Edward schaut Sophie auch weiterhin ums Verrecken nicht an. In den Zeitlupen-Wiederholungen der schönsten Momente gibt es später weder innige Blicke noch Berührungen der beiden, statt dessen zeigt man das Paar beim Treppensteigen. "Der Count und die Countess von Essex" (ZDF) bzw. "Lord and Duchess of Wessex" (BBC) haben damit die unromantischste Hochzeit des Jahres hingelegt.

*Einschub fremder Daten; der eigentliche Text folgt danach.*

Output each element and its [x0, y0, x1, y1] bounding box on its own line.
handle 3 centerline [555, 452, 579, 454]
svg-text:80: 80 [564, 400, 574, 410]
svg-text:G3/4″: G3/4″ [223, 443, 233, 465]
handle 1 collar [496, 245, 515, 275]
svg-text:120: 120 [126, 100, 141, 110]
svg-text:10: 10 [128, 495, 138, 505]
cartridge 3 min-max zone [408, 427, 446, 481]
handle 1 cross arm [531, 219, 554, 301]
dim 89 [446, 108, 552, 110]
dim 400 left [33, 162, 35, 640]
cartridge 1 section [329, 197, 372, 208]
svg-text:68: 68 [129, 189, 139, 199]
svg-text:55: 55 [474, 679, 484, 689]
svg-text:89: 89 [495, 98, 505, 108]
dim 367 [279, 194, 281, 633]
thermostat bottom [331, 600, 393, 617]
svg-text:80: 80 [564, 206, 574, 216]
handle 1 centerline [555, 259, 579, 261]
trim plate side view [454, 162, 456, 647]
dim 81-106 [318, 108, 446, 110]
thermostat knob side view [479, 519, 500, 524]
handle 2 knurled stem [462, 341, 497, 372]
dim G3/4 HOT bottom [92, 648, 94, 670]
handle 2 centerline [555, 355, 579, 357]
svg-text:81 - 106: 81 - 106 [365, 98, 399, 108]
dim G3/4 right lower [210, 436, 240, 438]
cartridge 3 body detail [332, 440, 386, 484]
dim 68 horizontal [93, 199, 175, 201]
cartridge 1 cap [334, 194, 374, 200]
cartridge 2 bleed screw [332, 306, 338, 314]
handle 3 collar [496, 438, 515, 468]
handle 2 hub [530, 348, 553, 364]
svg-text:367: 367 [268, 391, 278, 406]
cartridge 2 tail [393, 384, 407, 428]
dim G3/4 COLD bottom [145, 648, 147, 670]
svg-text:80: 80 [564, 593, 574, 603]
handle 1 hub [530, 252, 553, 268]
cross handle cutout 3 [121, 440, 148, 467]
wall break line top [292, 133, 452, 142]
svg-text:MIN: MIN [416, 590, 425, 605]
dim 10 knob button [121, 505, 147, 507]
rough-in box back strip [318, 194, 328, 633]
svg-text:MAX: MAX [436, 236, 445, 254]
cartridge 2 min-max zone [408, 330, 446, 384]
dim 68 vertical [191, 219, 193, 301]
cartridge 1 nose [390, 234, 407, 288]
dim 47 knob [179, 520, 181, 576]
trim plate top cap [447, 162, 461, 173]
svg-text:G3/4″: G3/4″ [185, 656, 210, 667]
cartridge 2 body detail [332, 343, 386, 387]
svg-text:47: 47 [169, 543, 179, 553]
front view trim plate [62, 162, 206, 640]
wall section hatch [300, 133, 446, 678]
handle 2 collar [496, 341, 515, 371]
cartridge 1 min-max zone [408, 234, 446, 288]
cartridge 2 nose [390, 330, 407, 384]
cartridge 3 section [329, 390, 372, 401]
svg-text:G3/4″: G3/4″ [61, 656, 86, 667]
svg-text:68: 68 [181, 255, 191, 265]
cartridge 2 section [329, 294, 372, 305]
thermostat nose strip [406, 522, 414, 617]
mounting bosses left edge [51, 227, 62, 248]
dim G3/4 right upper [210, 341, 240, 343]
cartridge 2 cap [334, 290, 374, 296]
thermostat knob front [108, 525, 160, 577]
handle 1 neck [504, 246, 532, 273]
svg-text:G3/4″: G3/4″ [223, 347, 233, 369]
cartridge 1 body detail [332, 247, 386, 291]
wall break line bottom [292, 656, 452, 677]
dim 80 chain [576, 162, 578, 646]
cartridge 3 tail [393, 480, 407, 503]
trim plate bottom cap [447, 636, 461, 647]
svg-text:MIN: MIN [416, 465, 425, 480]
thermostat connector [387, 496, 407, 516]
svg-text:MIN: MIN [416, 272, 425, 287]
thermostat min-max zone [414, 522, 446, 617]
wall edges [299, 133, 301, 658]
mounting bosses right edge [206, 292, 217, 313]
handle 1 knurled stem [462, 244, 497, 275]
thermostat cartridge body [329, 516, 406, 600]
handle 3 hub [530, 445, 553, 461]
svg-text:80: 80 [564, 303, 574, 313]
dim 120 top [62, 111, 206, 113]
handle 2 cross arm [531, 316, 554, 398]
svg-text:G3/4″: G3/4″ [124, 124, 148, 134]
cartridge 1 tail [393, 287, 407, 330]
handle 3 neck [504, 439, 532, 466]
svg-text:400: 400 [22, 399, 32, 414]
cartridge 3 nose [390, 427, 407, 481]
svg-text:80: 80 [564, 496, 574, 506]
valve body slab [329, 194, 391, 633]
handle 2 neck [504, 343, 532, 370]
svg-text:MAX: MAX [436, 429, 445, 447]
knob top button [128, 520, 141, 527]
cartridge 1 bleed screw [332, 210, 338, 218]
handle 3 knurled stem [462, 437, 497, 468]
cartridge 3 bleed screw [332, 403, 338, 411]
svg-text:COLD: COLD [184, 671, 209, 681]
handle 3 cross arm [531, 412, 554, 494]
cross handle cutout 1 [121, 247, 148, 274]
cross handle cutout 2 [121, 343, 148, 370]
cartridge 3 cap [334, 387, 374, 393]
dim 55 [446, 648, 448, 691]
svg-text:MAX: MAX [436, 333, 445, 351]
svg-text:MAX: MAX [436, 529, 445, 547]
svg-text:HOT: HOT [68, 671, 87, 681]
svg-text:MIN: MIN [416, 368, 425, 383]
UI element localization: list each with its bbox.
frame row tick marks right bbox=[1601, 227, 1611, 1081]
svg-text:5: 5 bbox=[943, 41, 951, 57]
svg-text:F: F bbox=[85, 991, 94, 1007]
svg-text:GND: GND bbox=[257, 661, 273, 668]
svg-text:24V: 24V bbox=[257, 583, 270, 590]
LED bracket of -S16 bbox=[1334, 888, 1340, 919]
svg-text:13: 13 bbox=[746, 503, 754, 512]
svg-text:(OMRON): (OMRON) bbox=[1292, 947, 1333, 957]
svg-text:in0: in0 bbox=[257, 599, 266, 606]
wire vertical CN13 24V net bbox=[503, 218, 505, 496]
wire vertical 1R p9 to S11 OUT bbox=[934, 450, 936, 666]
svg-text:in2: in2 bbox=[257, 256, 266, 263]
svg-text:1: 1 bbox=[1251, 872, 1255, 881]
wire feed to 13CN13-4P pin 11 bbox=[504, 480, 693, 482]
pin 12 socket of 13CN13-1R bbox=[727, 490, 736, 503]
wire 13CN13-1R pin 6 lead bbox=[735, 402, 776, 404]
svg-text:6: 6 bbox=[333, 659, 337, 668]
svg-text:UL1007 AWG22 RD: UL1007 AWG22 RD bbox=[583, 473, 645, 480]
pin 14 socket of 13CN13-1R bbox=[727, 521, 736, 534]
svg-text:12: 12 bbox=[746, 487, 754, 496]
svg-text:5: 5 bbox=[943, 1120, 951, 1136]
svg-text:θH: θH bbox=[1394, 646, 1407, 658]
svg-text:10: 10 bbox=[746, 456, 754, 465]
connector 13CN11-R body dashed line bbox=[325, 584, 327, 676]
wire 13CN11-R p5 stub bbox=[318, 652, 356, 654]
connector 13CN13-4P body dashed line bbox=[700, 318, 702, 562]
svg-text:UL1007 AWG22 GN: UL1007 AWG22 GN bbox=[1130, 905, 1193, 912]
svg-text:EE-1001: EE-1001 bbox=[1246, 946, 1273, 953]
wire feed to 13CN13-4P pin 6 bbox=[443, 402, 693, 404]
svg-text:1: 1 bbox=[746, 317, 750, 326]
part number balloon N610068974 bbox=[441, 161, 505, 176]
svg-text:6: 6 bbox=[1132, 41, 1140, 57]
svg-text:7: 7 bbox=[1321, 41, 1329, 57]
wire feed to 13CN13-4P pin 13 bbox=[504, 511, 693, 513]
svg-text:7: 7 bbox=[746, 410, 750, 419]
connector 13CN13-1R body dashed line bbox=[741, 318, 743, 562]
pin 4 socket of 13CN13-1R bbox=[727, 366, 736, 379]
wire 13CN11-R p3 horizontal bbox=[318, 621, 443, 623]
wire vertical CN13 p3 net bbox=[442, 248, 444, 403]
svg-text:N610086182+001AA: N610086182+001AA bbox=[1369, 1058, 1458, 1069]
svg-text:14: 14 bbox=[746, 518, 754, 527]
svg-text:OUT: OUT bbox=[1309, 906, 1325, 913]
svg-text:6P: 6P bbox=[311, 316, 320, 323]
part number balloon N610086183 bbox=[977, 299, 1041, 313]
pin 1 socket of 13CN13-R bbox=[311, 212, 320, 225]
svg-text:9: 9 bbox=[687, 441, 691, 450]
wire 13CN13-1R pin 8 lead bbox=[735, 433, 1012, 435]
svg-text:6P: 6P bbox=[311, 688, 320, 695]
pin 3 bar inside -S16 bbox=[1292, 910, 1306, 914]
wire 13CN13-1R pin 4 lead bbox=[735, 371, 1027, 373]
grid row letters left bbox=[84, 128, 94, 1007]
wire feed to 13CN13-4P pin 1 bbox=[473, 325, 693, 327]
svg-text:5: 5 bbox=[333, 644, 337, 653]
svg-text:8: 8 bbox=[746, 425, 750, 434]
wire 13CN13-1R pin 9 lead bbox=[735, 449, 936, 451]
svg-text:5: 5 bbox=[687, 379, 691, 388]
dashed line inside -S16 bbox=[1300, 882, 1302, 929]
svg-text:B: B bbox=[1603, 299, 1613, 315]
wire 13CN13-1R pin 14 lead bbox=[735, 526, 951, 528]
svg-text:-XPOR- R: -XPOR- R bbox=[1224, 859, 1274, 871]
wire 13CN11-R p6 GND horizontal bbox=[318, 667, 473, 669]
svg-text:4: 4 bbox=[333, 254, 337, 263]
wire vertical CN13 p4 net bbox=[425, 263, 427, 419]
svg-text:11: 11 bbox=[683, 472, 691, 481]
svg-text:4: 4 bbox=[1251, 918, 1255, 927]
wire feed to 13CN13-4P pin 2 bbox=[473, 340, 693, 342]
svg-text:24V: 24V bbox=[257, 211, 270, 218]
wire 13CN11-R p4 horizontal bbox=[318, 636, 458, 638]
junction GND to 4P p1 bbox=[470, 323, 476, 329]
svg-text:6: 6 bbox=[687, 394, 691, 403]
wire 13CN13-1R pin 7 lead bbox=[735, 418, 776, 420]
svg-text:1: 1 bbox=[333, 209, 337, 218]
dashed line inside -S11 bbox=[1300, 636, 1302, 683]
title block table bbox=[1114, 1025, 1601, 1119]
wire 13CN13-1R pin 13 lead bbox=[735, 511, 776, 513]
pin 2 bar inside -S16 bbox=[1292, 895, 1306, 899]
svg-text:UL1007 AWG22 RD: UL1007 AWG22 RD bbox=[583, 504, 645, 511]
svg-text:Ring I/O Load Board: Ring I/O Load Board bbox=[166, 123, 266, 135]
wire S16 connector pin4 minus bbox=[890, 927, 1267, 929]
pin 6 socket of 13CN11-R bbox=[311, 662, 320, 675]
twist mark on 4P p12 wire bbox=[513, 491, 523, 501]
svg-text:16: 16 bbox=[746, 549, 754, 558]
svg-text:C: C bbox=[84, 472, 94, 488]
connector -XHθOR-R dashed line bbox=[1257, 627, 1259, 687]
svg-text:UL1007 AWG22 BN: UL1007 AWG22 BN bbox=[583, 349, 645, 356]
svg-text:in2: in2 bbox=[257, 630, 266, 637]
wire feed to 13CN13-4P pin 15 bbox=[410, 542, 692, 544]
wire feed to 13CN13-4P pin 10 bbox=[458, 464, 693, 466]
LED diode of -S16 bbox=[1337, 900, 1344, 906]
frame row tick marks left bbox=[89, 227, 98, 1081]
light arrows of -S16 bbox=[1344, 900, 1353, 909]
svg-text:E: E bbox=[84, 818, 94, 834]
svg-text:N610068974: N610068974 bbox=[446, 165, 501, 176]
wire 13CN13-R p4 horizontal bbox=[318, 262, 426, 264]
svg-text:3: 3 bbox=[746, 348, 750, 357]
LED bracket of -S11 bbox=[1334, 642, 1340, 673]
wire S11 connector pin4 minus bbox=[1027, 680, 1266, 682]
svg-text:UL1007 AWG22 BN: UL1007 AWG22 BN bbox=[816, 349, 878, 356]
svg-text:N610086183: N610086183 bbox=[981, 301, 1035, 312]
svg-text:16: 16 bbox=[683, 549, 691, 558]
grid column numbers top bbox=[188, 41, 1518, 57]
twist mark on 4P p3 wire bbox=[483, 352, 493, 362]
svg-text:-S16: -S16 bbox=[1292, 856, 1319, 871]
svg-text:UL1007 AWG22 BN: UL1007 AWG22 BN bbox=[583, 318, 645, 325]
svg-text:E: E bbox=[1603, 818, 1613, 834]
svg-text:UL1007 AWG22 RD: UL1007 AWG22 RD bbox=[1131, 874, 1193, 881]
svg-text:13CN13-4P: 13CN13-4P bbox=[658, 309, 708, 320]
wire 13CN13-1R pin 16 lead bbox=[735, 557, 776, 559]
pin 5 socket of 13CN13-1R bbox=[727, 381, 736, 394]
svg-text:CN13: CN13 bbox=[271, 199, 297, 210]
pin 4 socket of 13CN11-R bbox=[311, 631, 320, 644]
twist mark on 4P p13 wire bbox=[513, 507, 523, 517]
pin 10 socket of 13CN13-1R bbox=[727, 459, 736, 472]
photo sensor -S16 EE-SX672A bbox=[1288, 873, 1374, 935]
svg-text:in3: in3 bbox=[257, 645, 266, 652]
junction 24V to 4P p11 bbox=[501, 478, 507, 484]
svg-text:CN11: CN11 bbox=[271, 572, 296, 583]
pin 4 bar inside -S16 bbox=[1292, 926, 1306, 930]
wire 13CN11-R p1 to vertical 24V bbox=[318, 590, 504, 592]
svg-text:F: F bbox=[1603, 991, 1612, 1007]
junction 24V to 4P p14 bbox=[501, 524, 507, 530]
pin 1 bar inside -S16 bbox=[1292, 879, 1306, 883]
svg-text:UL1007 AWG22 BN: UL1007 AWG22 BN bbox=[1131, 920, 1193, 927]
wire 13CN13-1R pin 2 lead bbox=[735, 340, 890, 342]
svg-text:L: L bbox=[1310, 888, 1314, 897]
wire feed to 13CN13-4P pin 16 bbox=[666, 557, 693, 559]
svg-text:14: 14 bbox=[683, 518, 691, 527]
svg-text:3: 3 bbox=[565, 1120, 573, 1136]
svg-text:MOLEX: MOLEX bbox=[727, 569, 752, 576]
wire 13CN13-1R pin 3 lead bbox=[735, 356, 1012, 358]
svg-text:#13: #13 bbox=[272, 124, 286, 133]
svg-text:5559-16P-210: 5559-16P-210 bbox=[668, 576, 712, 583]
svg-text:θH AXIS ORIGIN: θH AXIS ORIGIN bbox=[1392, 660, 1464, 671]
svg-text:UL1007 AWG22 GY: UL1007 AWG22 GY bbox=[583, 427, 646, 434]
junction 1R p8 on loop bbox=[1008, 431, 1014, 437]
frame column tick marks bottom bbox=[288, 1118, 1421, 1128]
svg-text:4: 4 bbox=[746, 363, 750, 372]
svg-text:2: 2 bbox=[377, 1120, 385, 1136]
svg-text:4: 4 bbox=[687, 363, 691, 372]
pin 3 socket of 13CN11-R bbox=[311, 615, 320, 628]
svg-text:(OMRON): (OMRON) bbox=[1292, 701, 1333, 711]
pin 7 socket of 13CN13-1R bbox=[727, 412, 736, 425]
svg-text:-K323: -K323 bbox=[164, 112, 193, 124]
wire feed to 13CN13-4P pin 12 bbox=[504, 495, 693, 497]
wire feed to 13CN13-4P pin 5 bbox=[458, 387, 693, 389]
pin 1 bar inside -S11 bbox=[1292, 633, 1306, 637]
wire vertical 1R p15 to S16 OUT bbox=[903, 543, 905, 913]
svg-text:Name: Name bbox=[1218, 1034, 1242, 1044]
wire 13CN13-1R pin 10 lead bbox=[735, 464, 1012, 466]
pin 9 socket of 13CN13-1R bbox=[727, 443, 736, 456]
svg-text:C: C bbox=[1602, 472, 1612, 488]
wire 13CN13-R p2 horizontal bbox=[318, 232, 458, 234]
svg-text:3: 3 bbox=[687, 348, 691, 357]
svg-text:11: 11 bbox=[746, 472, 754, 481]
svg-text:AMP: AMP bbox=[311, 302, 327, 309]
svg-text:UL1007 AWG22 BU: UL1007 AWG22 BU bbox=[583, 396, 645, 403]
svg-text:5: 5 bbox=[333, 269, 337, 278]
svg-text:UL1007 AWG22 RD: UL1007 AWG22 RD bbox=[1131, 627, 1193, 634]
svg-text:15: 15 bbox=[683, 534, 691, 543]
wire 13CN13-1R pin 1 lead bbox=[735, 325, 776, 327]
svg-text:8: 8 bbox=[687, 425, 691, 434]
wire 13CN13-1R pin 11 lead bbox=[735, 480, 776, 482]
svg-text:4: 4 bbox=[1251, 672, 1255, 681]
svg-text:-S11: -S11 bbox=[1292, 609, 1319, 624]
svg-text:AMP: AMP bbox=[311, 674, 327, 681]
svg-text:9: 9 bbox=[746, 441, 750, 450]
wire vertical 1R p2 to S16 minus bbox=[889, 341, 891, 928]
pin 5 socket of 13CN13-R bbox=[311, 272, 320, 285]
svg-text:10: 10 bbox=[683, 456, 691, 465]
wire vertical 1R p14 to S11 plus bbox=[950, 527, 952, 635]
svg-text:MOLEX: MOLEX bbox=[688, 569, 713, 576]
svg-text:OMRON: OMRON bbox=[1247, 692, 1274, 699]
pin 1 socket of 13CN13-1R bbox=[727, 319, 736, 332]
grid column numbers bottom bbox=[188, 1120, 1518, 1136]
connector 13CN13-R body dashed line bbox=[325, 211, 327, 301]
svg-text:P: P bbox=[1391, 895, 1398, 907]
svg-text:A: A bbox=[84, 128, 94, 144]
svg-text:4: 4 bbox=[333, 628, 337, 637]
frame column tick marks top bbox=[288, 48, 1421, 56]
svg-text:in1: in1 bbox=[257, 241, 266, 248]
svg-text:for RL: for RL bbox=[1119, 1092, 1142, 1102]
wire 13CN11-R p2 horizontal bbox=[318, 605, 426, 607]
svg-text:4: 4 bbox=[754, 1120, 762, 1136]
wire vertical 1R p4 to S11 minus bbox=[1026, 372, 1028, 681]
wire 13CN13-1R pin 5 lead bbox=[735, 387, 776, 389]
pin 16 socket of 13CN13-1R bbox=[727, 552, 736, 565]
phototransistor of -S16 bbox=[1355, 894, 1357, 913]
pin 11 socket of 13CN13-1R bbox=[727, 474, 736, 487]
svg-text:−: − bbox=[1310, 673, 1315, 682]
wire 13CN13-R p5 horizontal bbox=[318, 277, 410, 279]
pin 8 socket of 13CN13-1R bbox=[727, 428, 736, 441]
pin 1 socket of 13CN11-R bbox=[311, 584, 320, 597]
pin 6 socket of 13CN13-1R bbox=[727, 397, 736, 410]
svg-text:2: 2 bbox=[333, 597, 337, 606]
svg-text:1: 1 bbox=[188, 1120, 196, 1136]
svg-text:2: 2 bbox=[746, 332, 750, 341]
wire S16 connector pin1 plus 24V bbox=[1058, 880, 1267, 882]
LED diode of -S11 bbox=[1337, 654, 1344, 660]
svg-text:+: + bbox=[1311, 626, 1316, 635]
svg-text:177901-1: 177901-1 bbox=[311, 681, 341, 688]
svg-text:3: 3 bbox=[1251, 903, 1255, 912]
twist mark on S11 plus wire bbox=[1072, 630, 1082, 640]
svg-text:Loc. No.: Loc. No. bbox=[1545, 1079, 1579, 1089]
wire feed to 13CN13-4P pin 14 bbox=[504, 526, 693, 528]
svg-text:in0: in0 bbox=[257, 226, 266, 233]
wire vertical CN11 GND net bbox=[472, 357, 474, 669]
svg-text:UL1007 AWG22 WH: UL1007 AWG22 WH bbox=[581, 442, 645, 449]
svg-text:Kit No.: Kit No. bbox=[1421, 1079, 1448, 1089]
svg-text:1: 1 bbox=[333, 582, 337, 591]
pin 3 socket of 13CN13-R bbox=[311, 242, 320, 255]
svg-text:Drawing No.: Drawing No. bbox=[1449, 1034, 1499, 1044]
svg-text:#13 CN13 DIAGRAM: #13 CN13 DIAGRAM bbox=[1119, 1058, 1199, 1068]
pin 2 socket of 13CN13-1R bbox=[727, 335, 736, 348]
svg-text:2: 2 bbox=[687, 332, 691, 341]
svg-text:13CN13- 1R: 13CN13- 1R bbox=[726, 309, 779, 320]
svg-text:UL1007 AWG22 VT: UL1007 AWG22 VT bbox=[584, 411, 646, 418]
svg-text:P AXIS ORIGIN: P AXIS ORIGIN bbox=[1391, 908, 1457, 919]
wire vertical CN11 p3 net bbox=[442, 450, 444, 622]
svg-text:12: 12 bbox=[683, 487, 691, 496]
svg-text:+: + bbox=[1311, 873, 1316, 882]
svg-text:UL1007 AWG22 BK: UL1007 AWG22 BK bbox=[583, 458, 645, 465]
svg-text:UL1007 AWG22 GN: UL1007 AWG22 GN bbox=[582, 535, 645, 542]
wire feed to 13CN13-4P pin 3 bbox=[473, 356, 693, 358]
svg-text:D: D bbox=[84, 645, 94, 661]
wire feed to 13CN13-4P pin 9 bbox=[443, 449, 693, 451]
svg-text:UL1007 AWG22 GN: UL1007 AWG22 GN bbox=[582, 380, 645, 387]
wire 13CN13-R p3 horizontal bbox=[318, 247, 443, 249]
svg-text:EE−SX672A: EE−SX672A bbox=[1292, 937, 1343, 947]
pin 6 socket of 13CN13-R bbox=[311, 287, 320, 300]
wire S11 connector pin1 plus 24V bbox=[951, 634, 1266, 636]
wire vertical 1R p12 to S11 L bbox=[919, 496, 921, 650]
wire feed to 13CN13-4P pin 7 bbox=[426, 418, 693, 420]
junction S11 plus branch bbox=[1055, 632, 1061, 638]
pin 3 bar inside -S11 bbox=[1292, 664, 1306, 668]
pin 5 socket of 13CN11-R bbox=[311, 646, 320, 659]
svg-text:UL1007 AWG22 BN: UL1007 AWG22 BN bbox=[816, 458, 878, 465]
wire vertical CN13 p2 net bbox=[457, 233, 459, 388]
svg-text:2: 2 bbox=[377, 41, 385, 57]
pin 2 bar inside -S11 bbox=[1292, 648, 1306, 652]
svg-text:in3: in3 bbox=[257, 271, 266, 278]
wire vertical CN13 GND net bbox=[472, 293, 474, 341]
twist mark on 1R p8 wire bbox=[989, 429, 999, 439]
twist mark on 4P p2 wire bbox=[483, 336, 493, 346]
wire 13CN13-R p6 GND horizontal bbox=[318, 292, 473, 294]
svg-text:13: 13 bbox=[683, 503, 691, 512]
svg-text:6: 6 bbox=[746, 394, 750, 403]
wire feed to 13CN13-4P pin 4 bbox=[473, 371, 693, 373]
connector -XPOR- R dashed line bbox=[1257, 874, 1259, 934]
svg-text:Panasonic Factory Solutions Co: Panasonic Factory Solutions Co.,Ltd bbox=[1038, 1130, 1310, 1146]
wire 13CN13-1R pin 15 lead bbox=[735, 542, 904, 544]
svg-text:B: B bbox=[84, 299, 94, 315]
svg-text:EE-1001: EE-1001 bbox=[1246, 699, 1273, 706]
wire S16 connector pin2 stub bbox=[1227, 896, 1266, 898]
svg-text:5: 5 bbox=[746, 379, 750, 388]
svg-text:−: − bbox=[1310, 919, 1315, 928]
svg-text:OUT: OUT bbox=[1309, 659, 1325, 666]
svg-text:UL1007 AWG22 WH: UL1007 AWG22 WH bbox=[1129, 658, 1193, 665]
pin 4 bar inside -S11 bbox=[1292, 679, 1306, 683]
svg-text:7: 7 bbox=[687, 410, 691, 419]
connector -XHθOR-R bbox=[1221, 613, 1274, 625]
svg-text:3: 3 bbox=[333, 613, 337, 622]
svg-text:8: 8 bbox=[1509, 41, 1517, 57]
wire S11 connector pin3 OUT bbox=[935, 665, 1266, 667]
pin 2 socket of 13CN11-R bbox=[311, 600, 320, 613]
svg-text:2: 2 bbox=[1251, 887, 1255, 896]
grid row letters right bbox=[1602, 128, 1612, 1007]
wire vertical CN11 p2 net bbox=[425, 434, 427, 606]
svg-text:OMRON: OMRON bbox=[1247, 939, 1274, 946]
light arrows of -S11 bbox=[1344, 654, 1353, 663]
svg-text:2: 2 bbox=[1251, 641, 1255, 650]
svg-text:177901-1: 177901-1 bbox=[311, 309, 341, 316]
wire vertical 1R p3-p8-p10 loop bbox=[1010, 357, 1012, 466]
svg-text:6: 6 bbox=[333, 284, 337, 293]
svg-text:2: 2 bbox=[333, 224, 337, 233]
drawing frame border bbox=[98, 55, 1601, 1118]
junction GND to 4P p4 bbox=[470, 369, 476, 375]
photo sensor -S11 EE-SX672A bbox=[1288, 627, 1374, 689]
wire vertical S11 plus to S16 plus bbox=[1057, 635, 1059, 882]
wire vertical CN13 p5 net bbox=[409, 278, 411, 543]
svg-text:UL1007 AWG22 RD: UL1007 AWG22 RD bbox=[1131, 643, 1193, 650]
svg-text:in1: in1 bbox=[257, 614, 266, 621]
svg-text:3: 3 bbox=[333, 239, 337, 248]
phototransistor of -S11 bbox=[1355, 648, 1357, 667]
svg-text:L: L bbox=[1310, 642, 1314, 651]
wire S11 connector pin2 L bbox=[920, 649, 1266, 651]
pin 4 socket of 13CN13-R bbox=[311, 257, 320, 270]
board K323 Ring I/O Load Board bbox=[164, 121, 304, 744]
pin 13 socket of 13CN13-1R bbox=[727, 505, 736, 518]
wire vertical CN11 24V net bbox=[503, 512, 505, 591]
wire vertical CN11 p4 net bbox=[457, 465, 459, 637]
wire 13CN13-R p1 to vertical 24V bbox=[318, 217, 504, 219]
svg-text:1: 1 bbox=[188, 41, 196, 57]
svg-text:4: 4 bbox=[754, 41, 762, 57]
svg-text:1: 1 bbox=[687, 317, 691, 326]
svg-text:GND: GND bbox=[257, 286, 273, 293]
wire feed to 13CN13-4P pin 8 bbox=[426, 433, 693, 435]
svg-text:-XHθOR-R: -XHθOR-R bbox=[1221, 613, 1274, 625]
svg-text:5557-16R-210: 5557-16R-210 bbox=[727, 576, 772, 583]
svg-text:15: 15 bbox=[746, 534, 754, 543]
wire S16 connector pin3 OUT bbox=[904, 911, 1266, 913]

"Bei Andrew und Fergie war mehr los", beklagen sich die von RTL interviewten Hochzeits-Experten, trotzdem ist man beim Sender froh. "Immerhin, es gab keine Krawalle wegen der Hochzeit", und über die Proteste am Vortag in London weiß man zu berichten, daß sie nichts mit den Royals zu tun hatten, "es ging um weltverbessernde Ideen". Trotzdem glaubt man, "emotionale Schwingungen" während der Feierlichkeiten ausgemacht zu haben, die aber wahrscheinlich bloß von der Oma kamen, der irgend jemand das Ginfläschchen weggenommen haben muß, denn sie verließ die Kirche aufrecht.

Ein Trost jedoch bleibt ihr und allen anderen: Falls es mit der Ehe nicht klappt, kann Sophie Windsor ihren Kram ganz schnell zusammenpacken. Das erste Geschenk, das ihr Edward je machte, war ein Koffer.